Noah's Ark theme park project aims to prove Bible stories are true

Noah's Ark is being rebuilt in a theme park in Kentucky and it is said to prove truth of the Bible.

Noah's Ark Theme Park

Here's our featured story from the Canadian Press.

HEBRON, Ky. - Tucked away in a nondescript office park in northern Kentucky, Noah's followers are rebuilding his ark.

The biblical wooden ship built to weather a worldwide flood was 152 metres long and about 25 metres high, according to Answers in Genesis, a Christian ministry devoted to a literal telling of the Old Testament.

This modern ark, to be nestled on a plot of about 325 hectares of rolling Kentucky farmland, isn't designed to rescue the world's creatures from a coming deluge. It's to tell the world that the Bible's legendary flood story was not a fable, but a part of human history.

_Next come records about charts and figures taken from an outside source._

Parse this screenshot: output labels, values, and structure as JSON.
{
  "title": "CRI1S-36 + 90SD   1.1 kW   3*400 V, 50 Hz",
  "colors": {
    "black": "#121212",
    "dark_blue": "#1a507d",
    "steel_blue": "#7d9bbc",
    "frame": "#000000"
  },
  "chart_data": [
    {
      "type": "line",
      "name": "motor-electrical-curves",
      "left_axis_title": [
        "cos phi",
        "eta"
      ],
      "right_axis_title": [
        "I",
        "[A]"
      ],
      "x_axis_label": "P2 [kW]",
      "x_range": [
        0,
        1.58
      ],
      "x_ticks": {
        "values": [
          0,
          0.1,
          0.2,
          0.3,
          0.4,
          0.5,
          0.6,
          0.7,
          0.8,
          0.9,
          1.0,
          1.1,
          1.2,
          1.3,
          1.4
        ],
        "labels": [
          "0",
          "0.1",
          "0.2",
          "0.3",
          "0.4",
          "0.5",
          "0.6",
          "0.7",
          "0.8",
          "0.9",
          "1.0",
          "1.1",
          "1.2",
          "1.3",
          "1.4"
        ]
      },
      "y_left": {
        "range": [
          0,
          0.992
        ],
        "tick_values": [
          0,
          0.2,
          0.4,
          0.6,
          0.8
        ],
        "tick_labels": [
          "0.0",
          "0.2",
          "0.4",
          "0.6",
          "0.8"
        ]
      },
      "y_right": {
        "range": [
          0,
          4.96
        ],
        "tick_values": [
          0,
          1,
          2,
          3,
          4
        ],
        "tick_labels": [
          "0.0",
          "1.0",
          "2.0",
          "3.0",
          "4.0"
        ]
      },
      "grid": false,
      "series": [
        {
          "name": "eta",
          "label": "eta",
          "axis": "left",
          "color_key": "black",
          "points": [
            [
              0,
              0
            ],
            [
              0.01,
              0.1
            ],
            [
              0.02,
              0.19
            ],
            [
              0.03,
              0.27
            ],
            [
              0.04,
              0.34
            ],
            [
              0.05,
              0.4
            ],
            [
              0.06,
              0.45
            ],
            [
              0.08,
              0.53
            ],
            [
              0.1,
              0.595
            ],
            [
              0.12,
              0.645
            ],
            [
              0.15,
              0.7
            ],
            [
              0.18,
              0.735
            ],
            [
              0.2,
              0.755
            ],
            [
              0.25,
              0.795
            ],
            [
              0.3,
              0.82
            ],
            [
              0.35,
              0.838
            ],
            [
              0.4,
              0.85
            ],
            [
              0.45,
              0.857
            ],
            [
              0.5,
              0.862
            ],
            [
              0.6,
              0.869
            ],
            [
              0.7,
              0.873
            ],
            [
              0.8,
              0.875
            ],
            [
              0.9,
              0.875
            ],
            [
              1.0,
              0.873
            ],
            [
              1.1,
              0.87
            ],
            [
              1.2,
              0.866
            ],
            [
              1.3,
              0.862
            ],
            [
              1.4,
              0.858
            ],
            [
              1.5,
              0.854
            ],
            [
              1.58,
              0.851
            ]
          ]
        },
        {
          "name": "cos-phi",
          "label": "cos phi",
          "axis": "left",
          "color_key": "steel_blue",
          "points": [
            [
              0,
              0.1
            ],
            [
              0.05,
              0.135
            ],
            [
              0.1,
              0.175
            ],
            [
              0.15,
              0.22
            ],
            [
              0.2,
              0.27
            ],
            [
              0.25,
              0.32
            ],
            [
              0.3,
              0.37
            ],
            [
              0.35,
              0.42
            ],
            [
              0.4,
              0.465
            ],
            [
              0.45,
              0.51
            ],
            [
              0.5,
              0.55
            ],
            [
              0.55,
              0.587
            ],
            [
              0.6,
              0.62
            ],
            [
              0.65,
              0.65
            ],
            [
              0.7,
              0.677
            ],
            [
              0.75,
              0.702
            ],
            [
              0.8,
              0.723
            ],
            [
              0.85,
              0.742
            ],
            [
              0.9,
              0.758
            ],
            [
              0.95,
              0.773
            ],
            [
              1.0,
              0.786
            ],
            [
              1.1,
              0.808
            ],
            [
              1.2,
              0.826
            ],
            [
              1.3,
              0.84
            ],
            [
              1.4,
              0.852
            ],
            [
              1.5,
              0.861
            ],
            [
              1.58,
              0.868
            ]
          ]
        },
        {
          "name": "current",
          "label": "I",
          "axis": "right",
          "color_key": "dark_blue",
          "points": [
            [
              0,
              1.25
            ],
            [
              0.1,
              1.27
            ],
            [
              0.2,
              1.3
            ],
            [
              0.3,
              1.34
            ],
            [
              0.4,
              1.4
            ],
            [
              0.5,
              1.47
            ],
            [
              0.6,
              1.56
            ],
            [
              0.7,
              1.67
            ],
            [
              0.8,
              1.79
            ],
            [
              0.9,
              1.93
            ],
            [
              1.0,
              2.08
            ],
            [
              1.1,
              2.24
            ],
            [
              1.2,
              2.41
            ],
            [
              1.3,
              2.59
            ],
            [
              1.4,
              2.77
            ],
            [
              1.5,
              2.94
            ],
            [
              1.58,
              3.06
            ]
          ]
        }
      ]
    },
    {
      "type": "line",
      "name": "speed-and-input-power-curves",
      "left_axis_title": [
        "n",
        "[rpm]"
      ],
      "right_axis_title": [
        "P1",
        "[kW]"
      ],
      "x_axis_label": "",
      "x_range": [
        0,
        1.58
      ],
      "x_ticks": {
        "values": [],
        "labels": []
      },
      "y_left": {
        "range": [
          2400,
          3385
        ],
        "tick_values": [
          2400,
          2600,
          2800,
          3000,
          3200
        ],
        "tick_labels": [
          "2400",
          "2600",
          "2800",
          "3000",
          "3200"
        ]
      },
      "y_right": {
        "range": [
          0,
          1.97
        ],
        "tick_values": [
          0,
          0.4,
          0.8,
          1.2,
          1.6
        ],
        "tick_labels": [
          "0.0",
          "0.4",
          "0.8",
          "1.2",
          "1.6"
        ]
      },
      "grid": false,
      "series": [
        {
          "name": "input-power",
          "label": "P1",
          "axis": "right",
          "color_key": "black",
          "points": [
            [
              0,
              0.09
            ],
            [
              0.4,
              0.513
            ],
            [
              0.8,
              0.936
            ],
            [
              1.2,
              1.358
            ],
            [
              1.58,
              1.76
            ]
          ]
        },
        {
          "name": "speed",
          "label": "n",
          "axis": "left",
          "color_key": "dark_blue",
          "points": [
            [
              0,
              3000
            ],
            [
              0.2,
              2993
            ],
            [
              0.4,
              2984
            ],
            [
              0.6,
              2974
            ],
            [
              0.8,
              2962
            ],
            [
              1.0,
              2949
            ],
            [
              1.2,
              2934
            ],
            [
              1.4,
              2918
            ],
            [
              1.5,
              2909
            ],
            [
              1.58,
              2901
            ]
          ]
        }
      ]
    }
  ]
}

"The message here is, God's word is true," said Mike Zovath, project manager of the ark. "There's a lot of doubt: 'Could Noah have built a boat this big, could he have put all the animals on the boat?' Those are questions people all over the country ask."

The ark will be the centrepiece of a proposed $155-million religious theme park, called the Ark Encounter, and will include other biblical icons like the Tower of Babel and an old world-style village.

It's an expansion of the ministry's first major public attraction, the controversial Creation Museum. It opened in 2007 and attracted worldwide attention for presenting stories from the Bible as historical fact, challenging evolution and asserting that Earth was created about 6,000 years ago.